Na perspetiva de Batalha, “a aplicação conjunta dos pontos 5.3 e 5.4 do Código de Conduta tornariam Mário Centeno num governador de mãos atadas. É evidente que Mário Centeno tem um interesse pessoal, em resultado da sua anterior ocupação profissional, nas decisões mais relevantes que o Banco de Portugal terá de tomar em matéria em matéria de supervisão e resolução, dado que tem sido um ator crucial em todos os processos de resolução dos últimos mais de quatro anos. Em cumprimento do Código de Conduta, o governador Mário Centeno teria de escusar-se a participar nas mais relevantes e consequentes decisões do Banco de Portugal, o que o tornaria num regulador inútil”.

“É evidente que não estão reunidas condições mínimas – de integridade do processo de nomeação, de independência no exercício do cargo e de eficácia no desempenho das funções – para que Mário Centeno possa sequer ser contemplado como um candidato sério ao cargo”, adverte o presidente da TIAC.

E conclui da seguinte forma: “Não faltarão seguramente pessoas capacitadas, experientes e com idoneidade e competência para o exercício das funções. O que falta é um processo de nomeação que seja menos endogâmico, menos à porta fechada, mais competitivo e transparente e mais escrutinável.
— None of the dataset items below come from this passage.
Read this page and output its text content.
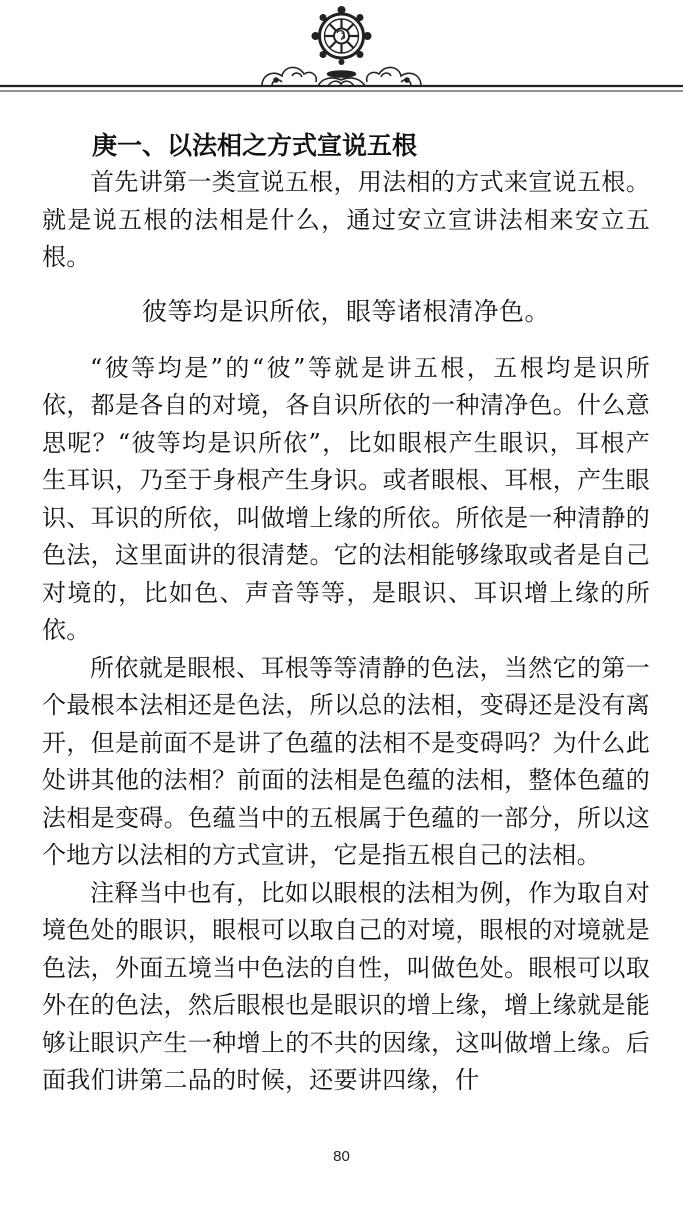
庚一、以法相之方式宣说五根

首先讲第一类宣说五根，用法相的方式来宣说五根。就是说五根的法相是什么，通过安立宣讲法相来安立五根。

彼等均是识所依，眼等诸根清净色。

“彼等均是”的“彼”等就是讲五根，五根均是识所依，都是各自的对境，各自识所依的一种清净色。什么意思呢？“彼等均是识所依”，比如眼根产生眼识，耳根产生耳识，乃至于身根产生身识。或者眼根、耳根，产生眼识、耳识的所依，叫做增上缘的所依。所依是一种清静的色法，这里面讲的很清楚。它的法相能够缘取或者是自己对境的，比如色、声音等等，是眼识、耳识增上缘的所依。

所依就是眼根、耳根等等清静的色法，当然它的第一个最根本法相还是色法，所以总的法相，变碍还是没有离开，但是前面不是讲了色蕴的法相不是变碍吗？为什么此处讲其他的法相？前面的法相是色蕴的法相，整体色蕴的法相是变碍。色蕴当中的五根属于色蕴的一部分，所以这个地方以法相的方式宣讲，它是指五根自己的法相。

注释当中也有，比如以眼根的法相为例，作为取自对境色处的眼识，眼根可以取自己的对境，眼根的对境就是色法，外面五境当中色法的自性，叫做色处。眼根可以取外在的色法，然后眼根也是眼识的增上缘，增上缘就是能够让眼识产生一种增上的不共的因缘，这叫做增上缘。后面我们讲第二品的时候，还要讲四缘，什

80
O modo de nomeação estatuído na lei é mau, fechado, promíscuo e pouco escrutinável (mesmo com uma audição parlamentar que não tem, apesar de tudo, competências para travar o processo). Essa é a reforma que urge discutir, em vez de tentarmos racionalizar uma nomeação inaceitável. É consensual que o Banco de Portugal não tem sido bem governado e o processo de nomeação do governador é seguramente um factor na inércia e ineficácia deste regulador crucial. Inércia e ineficácia que têm custado muito caro à economia e aos contribuintes”.